In early 1991, with the cold war over and much of the SR-71 declassified, the Graduate Aeronautical Laboratories at the California Institute of Technology presented a course entitled “Ael07, Case Studies in Engineering: The SR-71 Blackbird.” The course was based on a detailed three-inch-thick engineering summary, and virtually every section of the book, whether the subject was grease, hydraulic fluid, engines, oil, electrical plugs, or tires, shared one word: heat.

To cope with both altitude and heat, a fuel called JP-7 was developed with an exceptionally high flash point: A lighted cigarette tossed into a pail of JP-7 would go out. This tolerance for high temperatures allowed it to be the airplane’s primary heat sink. And there was a lot of it: The fuselage and inner wings formed fuel tanks with a capacity of 40 tons, and they were unlined, since no plastic liner could survive.

B.F. Goodrich came up with main landing gear tires that were compounded with aluminum powder to produce a silvery rubber that reflected heat from the airframe. And they were filled with nitrogen, not air, because oxygen would only incite combustion. The tires, which had a 22-ply rating, cost $2,300 apiece and were good for between 15 and 20 landings, depending on the pilot’s touch. The wheel wells into which they retracted were shielded and surrounded by tanks of fuel that performed double duty as a massive cooling system. The heat sink worked by routing the fuel to a pump that raised its pressure to 45 pounds per square inch and sent it to several valves and heat exchangers, where it cooled subsystems before being returned to the tanks to be consumed in the engines. The JP-7 circulated throughout the fuselage and wings the way blood does in animals.
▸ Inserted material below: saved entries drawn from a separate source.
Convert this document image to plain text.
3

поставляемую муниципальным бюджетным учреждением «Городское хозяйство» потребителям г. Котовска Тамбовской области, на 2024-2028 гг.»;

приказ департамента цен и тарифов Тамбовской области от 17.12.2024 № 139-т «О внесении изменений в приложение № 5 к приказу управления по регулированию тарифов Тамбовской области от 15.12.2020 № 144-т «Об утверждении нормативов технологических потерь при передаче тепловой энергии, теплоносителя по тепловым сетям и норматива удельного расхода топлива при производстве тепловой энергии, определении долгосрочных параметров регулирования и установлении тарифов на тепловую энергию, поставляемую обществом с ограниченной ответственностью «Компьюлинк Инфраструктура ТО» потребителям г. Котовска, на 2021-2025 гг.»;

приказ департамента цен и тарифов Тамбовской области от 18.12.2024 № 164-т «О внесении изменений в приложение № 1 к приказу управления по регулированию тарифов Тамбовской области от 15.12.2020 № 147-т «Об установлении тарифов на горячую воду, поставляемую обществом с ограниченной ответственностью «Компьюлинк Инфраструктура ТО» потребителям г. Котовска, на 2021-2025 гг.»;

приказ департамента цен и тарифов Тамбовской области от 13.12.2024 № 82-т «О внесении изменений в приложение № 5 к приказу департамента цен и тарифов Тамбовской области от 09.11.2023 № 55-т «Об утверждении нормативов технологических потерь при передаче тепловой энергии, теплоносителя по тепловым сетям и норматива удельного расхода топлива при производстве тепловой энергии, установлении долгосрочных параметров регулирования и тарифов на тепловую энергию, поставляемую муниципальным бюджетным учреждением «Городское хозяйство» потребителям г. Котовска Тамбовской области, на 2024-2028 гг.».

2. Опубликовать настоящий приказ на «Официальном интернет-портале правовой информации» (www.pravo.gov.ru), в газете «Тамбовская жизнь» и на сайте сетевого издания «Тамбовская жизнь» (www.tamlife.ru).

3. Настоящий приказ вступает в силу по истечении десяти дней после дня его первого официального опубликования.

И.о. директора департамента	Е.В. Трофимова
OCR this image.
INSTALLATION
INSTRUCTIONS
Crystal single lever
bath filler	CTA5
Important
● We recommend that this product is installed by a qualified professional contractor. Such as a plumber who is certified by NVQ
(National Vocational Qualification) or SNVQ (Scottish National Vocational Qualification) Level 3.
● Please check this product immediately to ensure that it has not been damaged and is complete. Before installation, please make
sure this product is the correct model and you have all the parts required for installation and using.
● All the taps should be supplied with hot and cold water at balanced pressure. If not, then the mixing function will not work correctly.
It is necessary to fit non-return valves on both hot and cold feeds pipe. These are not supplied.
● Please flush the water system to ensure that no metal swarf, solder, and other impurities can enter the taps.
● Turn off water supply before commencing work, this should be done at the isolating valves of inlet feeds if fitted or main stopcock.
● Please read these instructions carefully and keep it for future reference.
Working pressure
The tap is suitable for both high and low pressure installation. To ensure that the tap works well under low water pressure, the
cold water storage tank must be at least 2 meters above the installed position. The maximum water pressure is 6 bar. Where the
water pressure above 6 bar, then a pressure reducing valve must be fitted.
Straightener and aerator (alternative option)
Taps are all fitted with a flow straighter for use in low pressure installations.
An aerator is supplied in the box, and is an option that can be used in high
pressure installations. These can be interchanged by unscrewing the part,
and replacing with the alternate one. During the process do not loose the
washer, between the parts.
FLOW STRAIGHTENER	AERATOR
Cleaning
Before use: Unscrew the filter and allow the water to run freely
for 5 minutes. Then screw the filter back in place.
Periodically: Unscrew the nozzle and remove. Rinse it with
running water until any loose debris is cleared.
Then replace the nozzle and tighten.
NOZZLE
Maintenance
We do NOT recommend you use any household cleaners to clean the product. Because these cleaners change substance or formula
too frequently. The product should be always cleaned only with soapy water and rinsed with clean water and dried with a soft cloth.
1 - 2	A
A hydraulic system was invented to operate between -65 and 650 degrees Fahrenheit. After responding to an ad in a technical journal touting a fluid that would work in temperatures as high as 900 degrees, Johnson received a large canvas bag filled with white powder. He called the manufacturer and was told that it would turn to liquid when it got hot enough. The problem was solved by Penn State’s Petroleum Refining Laboratory, however, which came up with a super-refined petroleum-based oil that met the requirement.

The glass through which the all-important cameras peered had to be free of optical distortion even though the inside temperature was 150 degrees and the outside 550 degrees. (Pilots have reported that the windshield of an SR-71 gets so hot at cruise that they can’t touch their gloved hand to it for more than a couple of seconds.) That one was solved by the Corning Glass Works and Perkin-Elmer, a lens manufacturer, in three years and at a cost of $2 million. They fused quartz glass windows to the metal frame using high-frequency sound waves, which had never been done before.